Interesting, what discussions are triggered, discussing cognitive dissonance resolution and how different nationalities and cultural background result in totally different approaches. In Germany, a typical approach is to dissect good ideas and find faults. Can’t tell you, how many “friends” in the past year told me that KOLIBRI.aero cannot work. It did very often remind me of that favorite quote by Lazarus Long (a Robert A. Heinlein character): “Always listen to the experts! They tell you it is impossible and why you can not do it. When you know that: Go Ahead!
Another very good example and discussion topic this week about cognitive dissonance resolution was the Boeing B737MAX.
Our industry always promotes Safety First. But I have a lot of examples that our industry works on the limits, hoping for the best. Be it my recent post about disruption management or the managing of airport turnaround (A-CDM), we all know that we do not work efficiently. But cognitive dissonances often result in ignorance, suppressing conflicting information. We know the truth, but we suppress it, give ourselves explanations to justify the shortcomings.
Now there was another crash of the Boeing B737MAX after Lion Air Flight 610 crashed in Malaysia half a year ago (29Oct18). While there are also “supporting reasons”, as usual a chain of events that leads to disaster, I personally believe it was mainly the ignorance of Boeing engineers, developing an MCAS, not informing pilots about such an important design change. Combined with a semi-religious faith in their technology. But I believe computers are there to assist us. I remember the Air France flight 447, where the instruments showed wrong data, switched off the computer, in result the flight stalled and crashed into the the Atlantic. We also should be reminded about the “unsinkable” Titanic.
After the recent crash in Ethiopia, there were calls for grounding of the aircraft instantly, given the similarity to Lion Air 610. It is noteworthy and was discussed very controversial, that our own minister responsible for aviation voiced against a grounding, only to be overruled by EASA. But neither America, nor Europe responded “safety first”, but focused on the commercial impacts of a grounding instead. Meanwhile even the U.S. under Donald Trump confirmed the necessity of the grounding and aviation sources expect that grounding to take on for several month. Which does remind again of the pioneer in jetliners, the de Havilland Comet, loosing three aircraft in nine months, which lead to understanding of metal fatigue on the air frame called by the way the metal was connected using bolts – creating micro-fractures.

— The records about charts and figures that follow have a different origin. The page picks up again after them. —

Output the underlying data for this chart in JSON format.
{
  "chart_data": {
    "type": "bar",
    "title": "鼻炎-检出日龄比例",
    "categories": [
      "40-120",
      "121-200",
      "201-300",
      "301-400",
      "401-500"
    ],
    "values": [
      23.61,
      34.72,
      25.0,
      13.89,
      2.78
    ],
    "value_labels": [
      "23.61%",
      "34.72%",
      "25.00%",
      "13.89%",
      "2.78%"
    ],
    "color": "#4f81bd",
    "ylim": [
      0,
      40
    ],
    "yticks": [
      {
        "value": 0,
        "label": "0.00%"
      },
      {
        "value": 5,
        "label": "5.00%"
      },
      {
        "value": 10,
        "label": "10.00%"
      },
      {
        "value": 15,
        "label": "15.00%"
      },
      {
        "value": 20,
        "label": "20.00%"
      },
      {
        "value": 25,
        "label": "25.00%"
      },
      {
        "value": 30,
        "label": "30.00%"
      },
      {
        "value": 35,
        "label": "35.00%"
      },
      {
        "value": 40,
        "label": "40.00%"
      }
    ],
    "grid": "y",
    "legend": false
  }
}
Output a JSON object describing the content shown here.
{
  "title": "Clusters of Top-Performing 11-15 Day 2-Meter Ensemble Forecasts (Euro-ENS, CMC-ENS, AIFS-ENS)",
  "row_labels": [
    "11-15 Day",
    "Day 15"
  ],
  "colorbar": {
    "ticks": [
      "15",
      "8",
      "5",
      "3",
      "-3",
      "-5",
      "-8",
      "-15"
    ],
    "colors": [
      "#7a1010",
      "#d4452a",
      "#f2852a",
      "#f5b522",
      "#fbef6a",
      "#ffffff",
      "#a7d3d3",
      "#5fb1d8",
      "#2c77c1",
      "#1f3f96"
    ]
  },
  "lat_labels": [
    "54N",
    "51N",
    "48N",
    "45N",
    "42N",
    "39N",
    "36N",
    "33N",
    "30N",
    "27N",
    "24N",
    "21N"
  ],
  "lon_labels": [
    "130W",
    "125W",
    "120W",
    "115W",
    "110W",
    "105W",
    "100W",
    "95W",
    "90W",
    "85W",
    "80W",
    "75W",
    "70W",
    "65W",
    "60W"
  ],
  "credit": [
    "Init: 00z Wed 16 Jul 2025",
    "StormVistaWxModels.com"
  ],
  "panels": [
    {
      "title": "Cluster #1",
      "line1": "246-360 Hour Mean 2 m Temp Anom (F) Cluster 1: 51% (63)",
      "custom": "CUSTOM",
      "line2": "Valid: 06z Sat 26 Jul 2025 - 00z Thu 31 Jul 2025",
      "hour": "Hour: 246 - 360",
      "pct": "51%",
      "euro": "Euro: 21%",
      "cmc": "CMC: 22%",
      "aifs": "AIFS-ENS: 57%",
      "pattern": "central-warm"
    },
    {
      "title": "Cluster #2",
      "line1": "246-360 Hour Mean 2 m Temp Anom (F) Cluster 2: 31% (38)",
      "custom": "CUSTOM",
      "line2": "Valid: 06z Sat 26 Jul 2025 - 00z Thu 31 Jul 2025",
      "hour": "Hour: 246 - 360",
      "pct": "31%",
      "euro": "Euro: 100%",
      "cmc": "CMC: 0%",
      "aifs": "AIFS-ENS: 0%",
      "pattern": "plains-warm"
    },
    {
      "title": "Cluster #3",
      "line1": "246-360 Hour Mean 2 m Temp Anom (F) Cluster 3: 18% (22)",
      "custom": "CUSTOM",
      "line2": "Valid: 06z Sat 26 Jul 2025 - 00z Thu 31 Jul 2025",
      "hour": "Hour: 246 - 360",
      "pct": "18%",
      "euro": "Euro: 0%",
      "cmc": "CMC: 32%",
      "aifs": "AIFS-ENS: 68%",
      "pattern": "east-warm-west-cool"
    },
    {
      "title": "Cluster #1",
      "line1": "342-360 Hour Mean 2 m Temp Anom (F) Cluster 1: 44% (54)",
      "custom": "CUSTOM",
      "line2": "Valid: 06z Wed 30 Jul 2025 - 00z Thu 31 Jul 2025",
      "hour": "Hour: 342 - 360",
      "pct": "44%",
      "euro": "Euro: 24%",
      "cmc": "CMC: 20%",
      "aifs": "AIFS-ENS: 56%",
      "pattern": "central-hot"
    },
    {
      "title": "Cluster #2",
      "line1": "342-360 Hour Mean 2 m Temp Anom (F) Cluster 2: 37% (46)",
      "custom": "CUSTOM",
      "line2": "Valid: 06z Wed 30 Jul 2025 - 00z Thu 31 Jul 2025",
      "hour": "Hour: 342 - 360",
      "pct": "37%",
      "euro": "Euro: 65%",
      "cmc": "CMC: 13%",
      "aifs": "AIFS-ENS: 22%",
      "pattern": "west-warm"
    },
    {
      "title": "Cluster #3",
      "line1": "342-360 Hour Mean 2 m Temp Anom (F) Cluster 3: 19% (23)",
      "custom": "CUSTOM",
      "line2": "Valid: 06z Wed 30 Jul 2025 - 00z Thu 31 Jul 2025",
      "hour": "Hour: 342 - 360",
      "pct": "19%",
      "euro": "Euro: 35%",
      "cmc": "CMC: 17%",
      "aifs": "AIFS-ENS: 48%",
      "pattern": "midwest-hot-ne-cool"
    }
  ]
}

Now Boeing implements a new technology to cover up for the new behavior and instead of being transparent, they hide. Then the sh** hits the fan in Malaysia. The event now shows that Boeing did not operate “safety first”, but mismanaged it by delaying the necessary update. A result of cognitive dissonance resolutions? It must not be, so it is not? That backfired now and is a rather pathetic expression of professional disaster management. That the U.S. and Boeing had to be “convinced” to ground the aircraft has proven a big mistake. Today, the media reports that the Ethiopian officials confirm a very similar situation and “many parallelisms” to the Lion Air crash.
We cannot and must not operate on the Principal of Hope! An airliner recently posted that we need a crash to change something. I disagreed, but Boeing did itself and our industry a major disfavor to the reputation of aviation safety. Media today also refers back to the 787-incidents and grounding resulting from batteries catching fire. What I do not understand is that following Lion air Boeing P.R. obviously did not develop a “worse case communication plan”.
It must not be! It cannot be! So it is not.